Just like CFTC, Kapito emphasised that the public must check the shelf prices and contents and compare them when paying at the till as most shops charge different prices on the till than those displayed on the shelves.
He had observed that most consumers do not bother to be assertive or being alert and thus some traders taking advantage of that.
At the media engagement, CFTC also highlighted what CAMA had warned the consumers on, that there is a growing tendency among certain shops that do not give back change.
CFTC also emphasized what Kapito also told consumers — that they must insist to always demanding the change back — “no matter how small it might be”.

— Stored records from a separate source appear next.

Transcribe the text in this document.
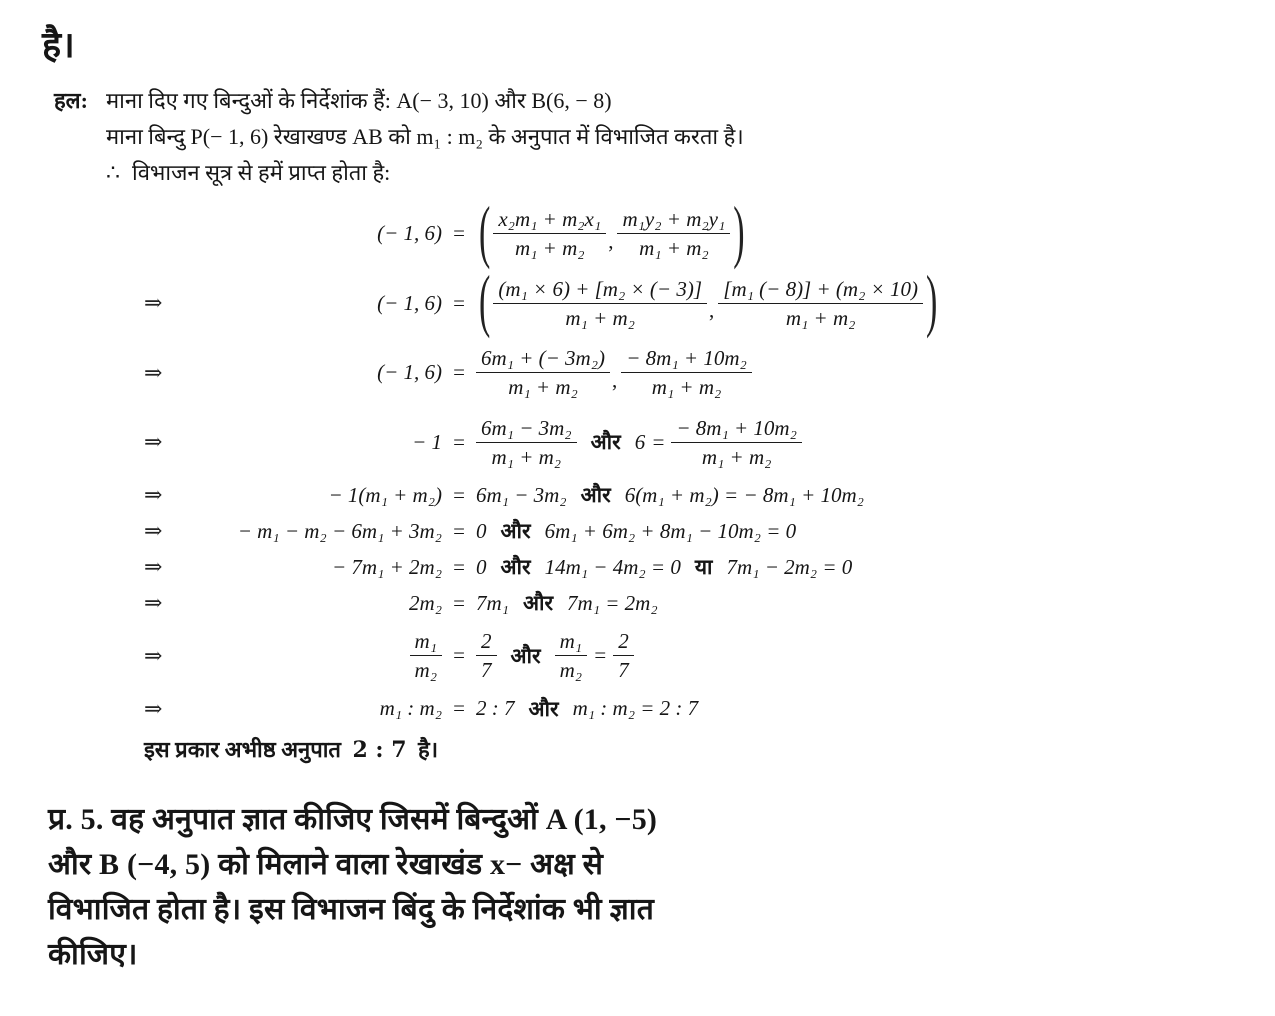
है।
हल: माना दिए गए बिन्दुओं के निर्देशांक हैं: A(− 3, 10) और B(6, − 8)
माना बिन्दु P(− 1, 6) रेखाखण्ड AB को m₁ : m₂ के अनुपात में विभाजित करता है।
∴ विभाजन सूत्र से हमें प्राप्त होता है:
(− 1, 6) = ( $\frac{\text{x₂m₁ + m₂x₁}}{\text{m₁ + m₂}}$ , $\frac{\text{m₁y₂ + m₂y₁}}{\text{m₁ + m₂}}$ )
⇒	(− 1, 6) = ( $\frac{\text{(m₁ × 6) + [m₂ × (− 3)]}}{\text{m₁ + m₂}}$ , $\frac{\text{[m₁ (− 8)] + (m₂ × 10)}}{\text{m₁ + m₂}}$ )
⇒	(− 1, $6) = \frac{\text{6m₁ + (− 3m₂)}}{\text{m₁ + m₂}}$ , $\frac{\text{− 8m₁ + 10m₂}}{\text{m₁ + m₂}}$
⇒	− $1 = \frac{\text{6m₁ − 3m₂}}{\text{m₁ + m₂}}$ और $6 = \frac{\text{− 8m₁ + 10m₂}}{\text{m₁ + m₂}}$
⇒	− 1(m₁ + m₂) = 6m₁ − 3m₂ और 6(m₁ + m₂) = − 8m₁ + 10m₂
⇒	− m₁ − m₂ − 6m₁ + 3m₂ = 0 और 6m₁ + 6m₂ + 8m₁ − 10m₂ = 0
⇒	− 7m₁ + 2m₂ = 0 और 14m₁ − 4m₂ = 0 या 7m₁ − 2m₂ = 0
⇒	2m₂ = 7m₁ और 7m₁ = 2m₂
⇒	$\frac{\text{m₁}}{\text{m₂}} = \frac{2}{7}$ और $\frac{\text{m₁}}{\text{m₂}} = \frac{2}{7}$
⇒	m₁ : m₂ = 2 : 7 और m₁ : m₂ = 2 : 7
इस प्रकार अभीष्ठ अनुपात 2 : 7 है।
प्र. 5. वह अनुपात ज्ञात कीजिए जिसमें बिन्दुओं A (1, −5)
और B (−4, 5) को मिलाने वाला रेखाखंड x− अक्ष से
विभाजित होता है। इस विभाजन बिंदु के निर्देशांक भी ज्ञात
कीजिए।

Overall mandate of CFTC is to regulate, monitor, control and prevent acts or behaviour which are likely to adversely affect competition and fair trading in Malawi while specific functions are:
* To carry out investigations on anti-competitive trade practices or unfair trading practices;
* To carry out investigations on a proposed merger;
To prevent or redress the abuse of a dominant position by an enterprise;
* To provide persons engaged in business with information regarding their rights and duties under this Act;
* To provide information for the guidance of consumers regarding their rights;
* To undertake studies and make available public reports;
*To cooperate with and assist any association or body of persons to develop and promote the observance of standards of conduct for the purpose of ensuring compliance with the provisions of this Act;
Any person can lodge a complaint with the Commission provided there is evidence in which CFTC investigates the complaint and may mediate for settlement between consumers and traders; order traders to give refund or exchange; issue Cease and Desist Order; issue company behavioural remedies and t dismiss case if not meeting any violations.